Old South Military Antiques

Massive Confederate D-Guard!
Item #: OS-7372

Every soldier North and South needed a knife when they marched off to war, and in the South, it was fashionable, if not practical to carry a large fighting knife, the bigger the better judging from war era photographs. The Confederates preferred a knife with a "D” shaped knuckle guard that curved around the hand. The knife takes its name from the "D” shaped knuckle guard and is known simply as a "D” Guard to the modern collector. All "D” Guard knives from the war era can be considered Confederate. "D” Guards were designed as fighting knives. Like the Code Duello, knife fighting was a Southern custom and was rarely engaged in by those above Mason – Dixon’s line. In truth, relatively little fighting was done with them North or South, but there are numerous documented cases of Confederates engaging in hand to hand combat with knives.

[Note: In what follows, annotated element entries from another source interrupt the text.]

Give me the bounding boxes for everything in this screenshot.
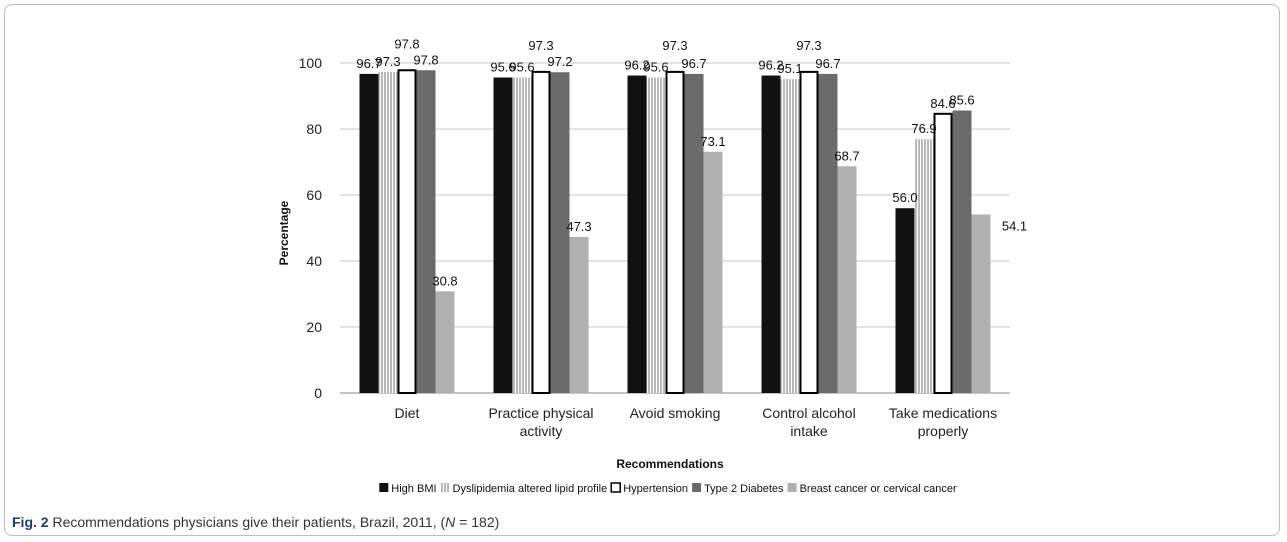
value-label: 96.2 <box>758 58 783 73</box>
value-label: 97.2 <box>547 54 572 69</box>
category-label: Avoid smoking <box>630 405 721 421</box>
y-tick-label: 60 <box>306 187 322 203</box>
bar <box>703 151 723 393</box>
legend-swatch <box>787 483 797 492</box>
bar <box>837 166 857 393</box>
category-label: Control alcohol <box>762 405 855 421</box>
value-label: 95.6 <box>643 60 668 75</box>
legend-label: High BMI <box>391 483 436 495</box>
value-label: 97.8 <box>394 36 419 51</box>
value-label: 97.8 <box>413 52 438 67</box>
x-axis-title: Recommendations <box>616 457 724 471</box>
value-label: 97.3 <box>528 38 553 53</box>
value-label: 73.1 <box>700 134 725 149</box>
value-label: 68.7 <box>834 148 859 163</box>
bar <box>378 71 398 393</box>
legend-swatch <box>610 482 621 493</box>
bar <box>933 112 953 394</box>
bar <box>493 77 513 394</box>
bar <box>914 139 934 393</box>
value-label: 95.6 <box>509 60 534 75</box>
value-label: 97.3 <box>796 38 821 53</box>
value-label: 96.7 <box>681 56 706 71</box>
bar <box>435 291 455 393</box>
value-label: 95.1 <box>777 61 802 76</box>
y-axis-title: Percentage <box>277 200 291 265</box>
bar <box>531 70 551 394</box>
bar <box>627 75 647 393</box>
bar <box>761 75 781 393</box>
value-label: 85.6 <box>949 93 974 108</box>
category-label: Diet <box>395 405 420 421</box>
legend-swatch <box>692 483 702 492</box>
value-label: 96.7 <box>356 56 381 71</box>
figure-label: Fig. 2 <box>12 514 49 530</box>
bar <box>569 236 589 393</box>
legend: High BMI Dyslipidemia altered lipid profi… <box>379 482 957 495</box>
bar <box>665 70 685 394</box>
category-label: intake <box>790 423 828 439</box>
legend-swatch <box>440 483 450 492</box>
value-label: 54.1 <box>1002 218 1027 233</box>
value-label: 96.2 <box>624 58 649 73</box>
category-label: activity <box>520 423 563 439</box>
legend-label: Breast cancer or cervical cancer <box>800 483 957 495</box>
bar <box>512 77 532 394</box>
bar <box>971 214 991 393</box>
bar <box>416 70 436 393</box>
bar <box>646 77 666 394</box>
legend-swatch <box>379 483 389 492</box>
value-label: 84.6 <box>930 96 955 111</box>
figure-caption: Fig. 2 Recommendations physicians give t… <box>12 514 499 530</box>
value-label: 76.9 <box>911 121 936 136</box>
figure-frame <box>4 4 1280 536</box>
caption-n-symbol: N <box>445 514 456 530</box>
category-label: properly <box>918 423 969 439</box>
bar <box>799 70 819 394</box>
value-label: 30.8 <box>432 273 457 288</box>
bars <box>359 69 991 394</box>
bar <box>895 208 915 393</box>
bar <box>684 73 704 393</box>
legend-label: Type 2 Diabetes <box>704 483 784 495</box>
y-tick-label: 80 <box>306 121 322 137</box>
bar <box>818 73 838 393</box>
bar <box>780 79 800 394</box>
bar <box>397 69 417 394</box>
bar <box>359 73 379 393</box>
y-tick-labels: 0 20 40 60 80 100 <box>299 55 323 401</box>
y-tick-label: 20 <box>306 319 322 335</box>
bar <box>952 110 972 394</box>
value-labels: 96.797.397.897.830.895.695.697.397.247.3… <box>356 36 1027 288</box>
category-label: Take medications <box>889 405 997 421</box>
category-label: Practice physical <box>488 405 593 421</box>
bar <box>550 72 570 394</box>
value-label: 56.0 <box>892 190 917 205</box>
caption-text-end: = 182) <box>455 514 500 530</box>
category-labels: Diet Practice physical activity Avoid smoki… <box>395 405 998 439</box>
y-tick-label: 0 <box>314 385 322 401</box>
y-tick-label: 40 <box>306 253 322 269</box>
value-label: 96.7 <box>815 56 840 71</box>
value-label: 97.3 <box>662 38 687 53</box>
legend-label: Dyslipidemia altered lipid profile <box>453 483 608 495</box>
value-label: 95.6 <box>490 60 515 75</box>
caption-text: Recommendations physicians give their pa… <box>48 514 446 530</box>
value-label: 97.3 <box>375 54 400 69</box>
y-tick-label: 100 <box>299 55 323 71</box>
value-label: 47.3 <box>566 219 591 234</box>
legend-label: Hypertension <box>623 483 688 495</box>
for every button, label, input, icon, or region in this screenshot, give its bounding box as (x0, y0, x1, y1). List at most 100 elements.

These knives were brought from home or were made at Confederate arsenals, by private cutlers, blacksmiths and mechanically oriented entrepreneurs. Some of these were practical, some were cumbersome and some were just plain absurd. Because there was such a wide range of makers with various levels of skill, "D” Guards run the gamut from a file beat into a knife with the rasp grooves plainly visible, to works of art made by the finest cutlers in Richmond, New Orleans and Charleston.

The large D-Guard shown here is exceptionally well made. The blade alone is just over twenty inches long; the full length including the grip is an incredible twenty-five and a half inches. The blade is very well formed, having a four and a half inch reverse edge. The blade’s tang passes through the forged iron D-guard, which is as well formed as the blade. The slab grips are morticed to enclose the tang completely and is secured by three iron rivets. The hilt remains as tight as the day it was made. The entire knife exhibits a level of workmanship well above average indicating that it was not made by a common blacksmith, but rather someone skilled in the art of knife making.

I typically do not buy knives without scabbards, but the knife was so large and so well made that I could not resist buying such quality, even without the scabbard.